Paul Rainwater, executive director of the Louisiana Recovery Authority, said the state will establish a panel to hear the cases of people believed to owe money to a $10.3 billion recovery program called Road Home.
The program was designed to provide as much as $150,000 to each storm-affected homeowner to either rebuild or relocate.
The panel will review the documentation of applicants who believe they owe no money, Rainwater said. It will not include a representative of ICF International, the Virginia company whose plans to hire a collection agency were first reported by The Associated Press.
Those who were the victims of gross errors by ICF will probably owe nothing, Rainwater said, stressing that the new approach will be "compassionate."

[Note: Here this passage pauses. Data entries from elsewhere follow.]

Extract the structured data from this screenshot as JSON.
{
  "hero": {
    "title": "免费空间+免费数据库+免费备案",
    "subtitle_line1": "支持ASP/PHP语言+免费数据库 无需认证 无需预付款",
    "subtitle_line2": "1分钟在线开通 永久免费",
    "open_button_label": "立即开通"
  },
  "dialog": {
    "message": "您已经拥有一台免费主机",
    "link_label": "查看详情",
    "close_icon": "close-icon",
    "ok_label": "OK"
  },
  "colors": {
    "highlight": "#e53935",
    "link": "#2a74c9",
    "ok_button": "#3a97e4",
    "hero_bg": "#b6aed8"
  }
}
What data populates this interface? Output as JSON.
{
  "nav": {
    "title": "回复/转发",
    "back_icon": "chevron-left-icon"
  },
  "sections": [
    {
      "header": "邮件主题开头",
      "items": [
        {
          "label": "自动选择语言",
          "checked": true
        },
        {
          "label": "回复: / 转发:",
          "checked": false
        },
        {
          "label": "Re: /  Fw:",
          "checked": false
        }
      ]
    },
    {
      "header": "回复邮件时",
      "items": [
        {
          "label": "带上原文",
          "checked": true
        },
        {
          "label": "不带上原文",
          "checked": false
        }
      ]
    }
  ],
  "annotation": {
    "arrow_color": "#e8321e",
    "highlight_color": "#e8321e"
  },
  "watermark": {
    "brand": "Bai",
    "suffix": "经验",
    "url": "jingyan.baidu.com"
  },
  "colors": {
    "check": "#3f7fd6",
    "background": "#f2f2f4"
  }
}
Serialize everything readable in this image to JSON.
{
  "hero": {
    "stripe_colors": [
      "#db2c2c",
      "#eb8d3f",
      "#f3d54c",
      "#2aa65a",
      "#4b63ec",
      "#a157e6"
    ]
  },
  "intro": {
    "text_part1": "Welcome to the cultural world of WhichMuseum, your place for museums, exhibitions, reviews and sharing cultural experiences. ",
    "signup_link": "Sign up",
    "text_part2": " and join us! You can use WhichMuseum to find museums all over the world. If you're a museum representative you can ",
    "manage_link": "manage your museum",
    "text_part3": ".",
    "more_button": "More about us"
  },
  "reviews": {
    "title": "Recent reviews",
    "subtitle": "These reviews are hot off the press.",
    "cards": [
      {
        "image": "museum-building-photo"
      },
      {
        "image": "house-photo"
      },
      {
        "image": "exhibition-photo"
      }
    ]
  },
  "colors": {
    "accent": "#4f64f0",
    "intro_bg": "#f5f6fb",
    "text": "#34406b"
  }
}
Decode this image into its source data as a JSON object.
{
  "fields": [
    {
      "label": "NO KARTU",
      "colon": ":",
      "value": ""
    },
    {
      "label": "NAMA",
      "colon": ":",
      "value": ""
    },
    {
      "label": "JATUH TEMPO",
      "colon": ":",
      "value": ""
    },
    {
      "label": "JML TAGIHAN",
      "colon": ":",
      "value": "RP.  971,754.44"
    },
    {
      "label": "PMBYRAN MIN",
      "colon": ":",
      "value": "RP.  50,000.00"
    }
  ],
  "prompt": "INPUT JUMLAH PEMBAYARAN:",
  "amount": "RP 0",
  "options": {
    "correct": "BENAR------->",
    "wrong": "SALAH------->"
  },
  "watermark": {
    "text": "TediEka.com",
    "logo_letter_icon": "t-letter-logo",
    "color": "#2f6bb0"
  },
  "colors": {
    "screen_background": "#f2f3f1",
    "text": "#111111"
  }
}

But if ICF made a technical error in the myriad of rules that determine the size of a grant, the state must recover that money from applicants under federal law, he said. They will be offered a payment plan that takes into account their financial struggles in rebuilding from hurricanes Katrina or Rita, both of which struck in 2005.
"An 85-year-old woman who may have received too much, are we going to actually go out and collect money and have a collections agency hound that person?" said Rainwater, empowered by Gov. Bobby Jindal to make the changes. "I don't think that's the right thing to do, and neither did the governor think that's the right thing to do."
Those suspected of outright fraud will be referred to law enforcers, said Rainwater. So far, there are about 45 known cases being investigated, said Recovery Authority spokeswoman Christina Stephens.
The new plan didn't please everyone.
"I had my doubts about his (Rainwater's) use of the term 'compassionate,'" said Melanie Ehrlich, co-chairwoman of the Citizens Road Home Action Team. "It's not just ICF's mistakes, but it's also shifting policies."
Gentry Brann, a spokeswoman for ICF, indicated in an e-mail Thursday that the company should not take all the blame for wanting to hire a collection agency. It won the Road Home contract and formulated most of its policies under the administration of former Gov. Kathleen Blanco, it pointed out.
"Every stage of the grant recovery and appeals processes was designed previously with the full approval of the state," Brann said. "As the contractor, we will follow the state's direction and will continue to work to implement the processes they determine most effective moving forward."
ICF faces a state investigation into a $156 million contract increase it received in the waning days Blanco's administration. ICF and subcontractors stand to earn $912 million for running Road Home, though state audits have repeatedly found grant miscalculations and other mistakes.